Children aren't in control of their beginnings. Westeros has many societal rules in place, such as naming a bastard child "Snow," convincing them they deserve a monastic life on the Wall (at least until they're reborn), or lording their illegitimacy over them, leading someone like Ramsay Bolton to get his due through more devious schemes. But imagine how much more peaceful that world could be if all children were treated equally? Let's all move our babies to Dorne.


"I thought if I could make something so good, so pure, maybe I'm not a monster." —Cersei Lannister

Having children is a powerful experience, a time when we see our own selves reflected back to us, and maybe see parts of the world in new ways we never dreamed imaginable. Some say our children are extensions of ourselves, and in Cersei's case, this became a hope to cling to: If Cersei could produce something so good as Myrcella Baratheon, maybe that was proof she had some good in herself in order to do so.
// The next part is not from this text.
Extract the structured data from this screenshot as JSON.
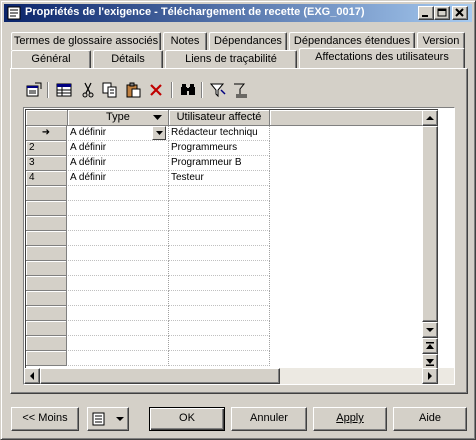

And maybe poor Cersei deserved a little good in her life, as all dedicated parents do. After all, she's had to live through the poisoning of one son and the abandonment of another, who couldn't even do the Westerosi version of calling back his mom when she was imprisoned and shamed through the streets.

Hopefully, in time, Tommen will learn how to step up more for his poor beleaguered mother—at least he's starting to try. The High Sparrow summed it up nicely in his fatherly chat with the young king in last night's episode: "Her love for you is more real than anything else in this world, because it doesn't come from this world." I'd argue that the mothers really are the unsung heroes of Westeros. Perhaps it's time for the Seven Kingdoms to stop all the fighting for a minute and institute a Mother's Day of its own.